Additionally, there are community supported guides for installing Silverstripe CMS on various environments:
- Hosting via Bitnami: In the cloud or as a locally hosted virtual machine
- Vagrant/Virtualbox with CentOS
- macOS with Homebrew
- macOS with MAMP
- Windows with WAMP
- Vagrant with silverstripe-australia/vagrant-environment
- Vagrant with BetterBrief/vagrant-skeleton
Silverstripe CMS uses SwiftMailer to send email messages. New installations setup with silverstripe/installer are configured to use a sendmail
found in /usr/sbin/sendmail
or another location specified via configuration. Alternatively email can be configured to use SMTP or other mail transports instead of sendmail.

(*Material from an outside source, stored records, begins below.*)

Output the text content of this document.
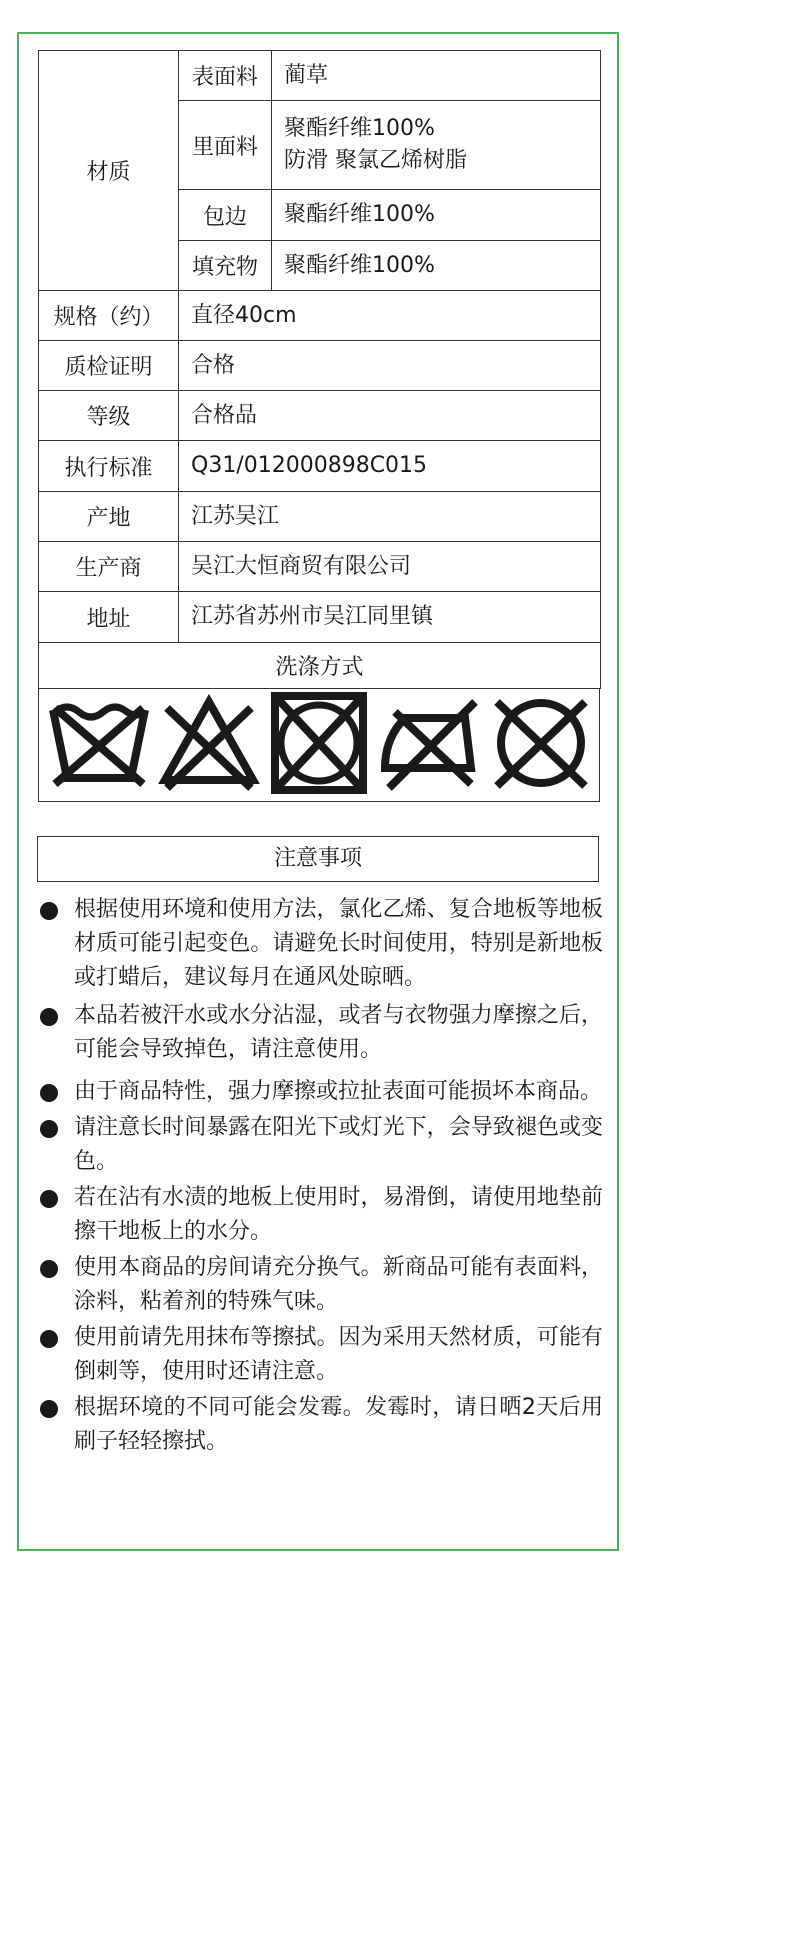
材质	表面料	蔺草
	里面料	聚酯纤维100%
防滑 聚氯乙烯树脂

	包边	聚酯纤维100%
	填充物	聚酯纤维100%
规格（约）	直径40cm	
质检证明	合格	
等级	合格品	
执行标准	Q31/012000898C015	
产地	江苏吴江	
生产商	吴江大恒商贸有限公司	
地址	江苏省苏州市吴江同里镇	
洗涤方式		
注意事项
根据使用环境和使用方法，氯化乙烯、复合地板等地板材质可能引起变色。请避免长时间使用，特别是新地板或打蜡后，建议每月在通风处晾晒。
本品若被汗水或水分沾湿，或者与衣物强力摩擦之后，可能会导致掉色，请注意使用。
由于商品特性，强力摩擦或拉扯表面可能损坏本商品。
请注意长时间暴露在阳光下或灯光下，会导致褪色或变色。
若在沾有水渍的地板上使用时，易滑倒，请使用地垫前擦干地板上的水分。
使用本商品的房间请充分换气。新商品可能有表面料，涂料，粘着剂的特殊气味。
使用前请先用抹布等擦拭。因为采用天然材质，可能有倒刺等，使用时还请注意。
根据环境的不同可能会发霉。发霉时，请日晒2天后用刷子轻轻擦拭。
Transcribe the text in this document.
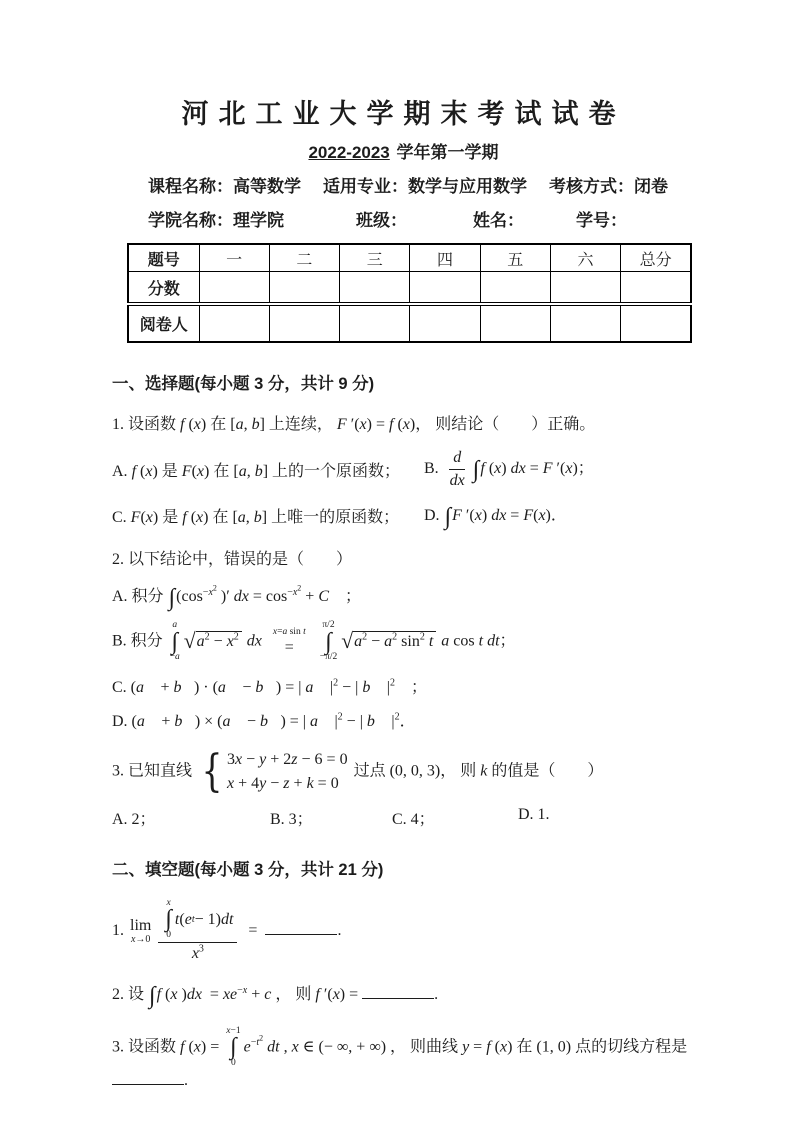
河北工业大学期末考试试卷
2022-2023 学年第一学期
课程名称：高等数学 适用专业：数学与应用数学 考核方式：闭卷
学院名称：理学院	班级：	姓名：	学号：
题号	一	二	三	四	五	六	总分
分数							
阅卷人							
一、选择题(每小题 3 分，共计 9 分)
1. 设函数 f (x) 在 [a, b] 上连续， F ′(x) = f (x)， 则结论（　　）正确。
A. f (x) 是 F(x) 在 [a, b] 上的一个原函数；	B. $\frac{d}{dx} \int f$ (x) dx = F ′(x)；
C. F(x) 是 f (x) 在 [a, b] 上唯一的原函数；	D. ∫F ′(x) dx = F(x)．
2. 以下结论中，错误的是（　　）
A. 积分 $\int(\cos^{-x^2}$ )′ dx = $\cos^{-x^2} + C$　；
B. 积分
a
∫
−a
√ $a^2 - x^2$ dx
x=a sin t
=

π/2
∫
−π/2
√ $a^2 - a^2$ $\sin^2 t$ a cos t dt；
C. (a⃗ + b⃗) · (a⃗ − b⃗) = | a⃗ $|^2$ − | b⃗ $|^2$　；
D. (a⃗ + b⃗) × (a⃗ − b⃗) = | a⃗ $|^2$ − | b⃗ $|^2$．
3. 已知直线 { 3x − y + 2z − 6 = 0
x + 4y − z + k = 0
过点 (0, 0, 3)， 则 k 的值是（　　）
A. 2；	B. 3；	C. 4；	D. 1.
二、填空题(每小题 3 分，共计 21 分)
1. lim
x→0 x
∫
0
t ( e t − 1) dt
$x^3$ =	.
2. 设 ∫f (x )$dx = xe^{-x} + c$ ， 则 f ′(x) =	.
3. 设函数 f (x) =
x−1
∫
0
$e^{-t^2}$ dt , x ∈ (− ∞, + ∞) ， 则曲线 y = f (x) 在 (1, 0) 点的切线方程是.
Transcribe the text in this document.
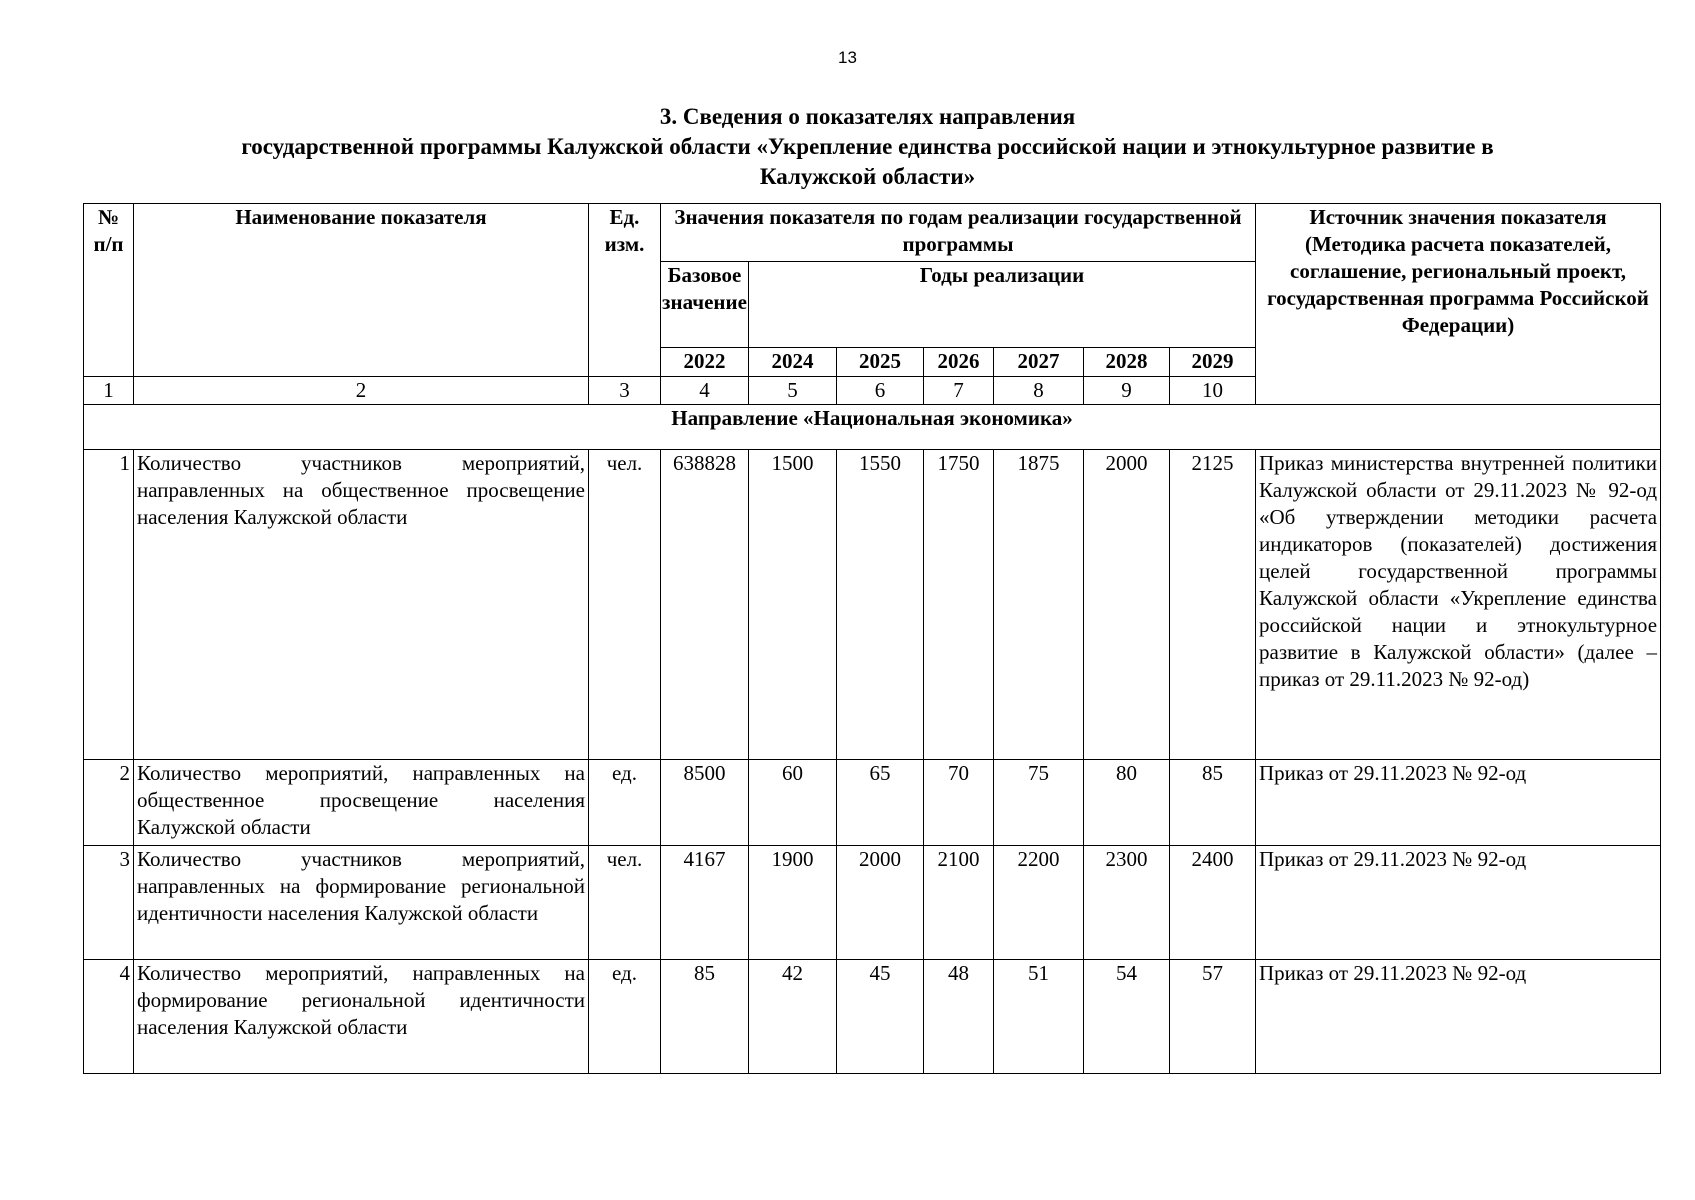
13
3. Сведения о показателях направления
государственной программы Калужской области «Укрепление единства российской нации и этнокультурное развитие в
Калужской области»
№ п/п	Наименование показателя	Ед. изм.	Значения показателя по годам реализации государственной программы							Источник значения показателя (Методика расчета показателей, соглашение, региональный проект, государственная программа Российской Федерации)
			Базовое значение	Годы реализации						
			2022	2024	2025	2026	2027	2028	2029	
1	2	3	4	5	6	7	8	9	10	
Направление «Национальная экономика»										
1	Количество участников мероприятий, направленных на общественное просвещение населения Калужской области	чел.	638828	1500	1550	1750	1875	2000	2125	Приказ министерства внутренней политики Калужской области от 29.11.2023 № 92-од «Об утверждении методики расчета индикаторов (показателей) достижения целей государственной программы Калужской области «Укрепление единства российской нации и этнокультурное развитие в Калужской области» (далее – приказ от 29.11.2023 № 92-од)
2	Количество мероприятий, направленных на общественное просвещение населения Калужской области	ед.	8500	60	65	70	75	80	85	Приказ от 29.11.2023 № 92-од
3	Количество участников мероприятий, направленных на формирование региональной идентичности населения Калужской области	чел.	4167	1900	2000	2100	2200	2300	2400	Приказ от 29.11.2023 № 92-од
4	Количество мероприятий, направленных на формирование региональной идентичности населения Калужской области	ед.	85	42	45	48	51	54	57	Приказ от 29.11.2023 № 92-од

You must ensure emails are being sent from your production environment. You can do this by testing that the Lost password form available at /Security/lostpassword
sends an email to your inbox, or with the following code snippet that can be run via a SilverStripe\Dev\BuildTask
:
$email = new SilverStripe\Control\Email\Email('no-reply@mydomain.com', 'myuser@gmail.com', 'My test subject', 'My email body text');
$email->send();
Using the code snippet above also tests that the ability to set the "from" address is working correctly.
See the email section for futher details, including how to set the administrator "from" email address, change the sendmail
binary location and how to use SMTP or other mail transports instead of sendmail.
PHP Requirements for older Silverstripe CMS releases
Silverstripe CMS's PHP support has changed over time and if you are looking to upgrade PHP on your Silverstripe CMS site, this table may be of use:
Silverstripe CMS Version | PHP Version | More information |
---|---|---|
3.0 - 3.5 | 5.3 - 5.6 | |
3.6 | 5.3 - 7.1 | |
3.7 | 5.3 - 7.4 | changelog |
4.0 - 4.4 | 5.6+ | |
4.5 - 4.9 | 7.1+ | blog post |
4.10 | 7.3+ | changelog |
4.11 + | 7.4+ | changelog |
CMS browser requirements
Silverstripe CMS supports the following web browsers:
- Google Chrome
- Microsoft Edge
- Mozilla Firefox
We aim to provide satisfactory experiences in Apple Safari. Silverstripe CMS works well across Windows, Linux, and Mac operating systems.
End user requirements
Silverstripe CMS is designed to make excellent, standards-compliant websites that are compatible with a wide range of industry standard browsers and operating systems. A competent developer is able to produce websites that meet W3C guidelines for HTML, CSS, JavaScript, and accessibility, in addition to meeting specific guide lines, such as e-government requirements.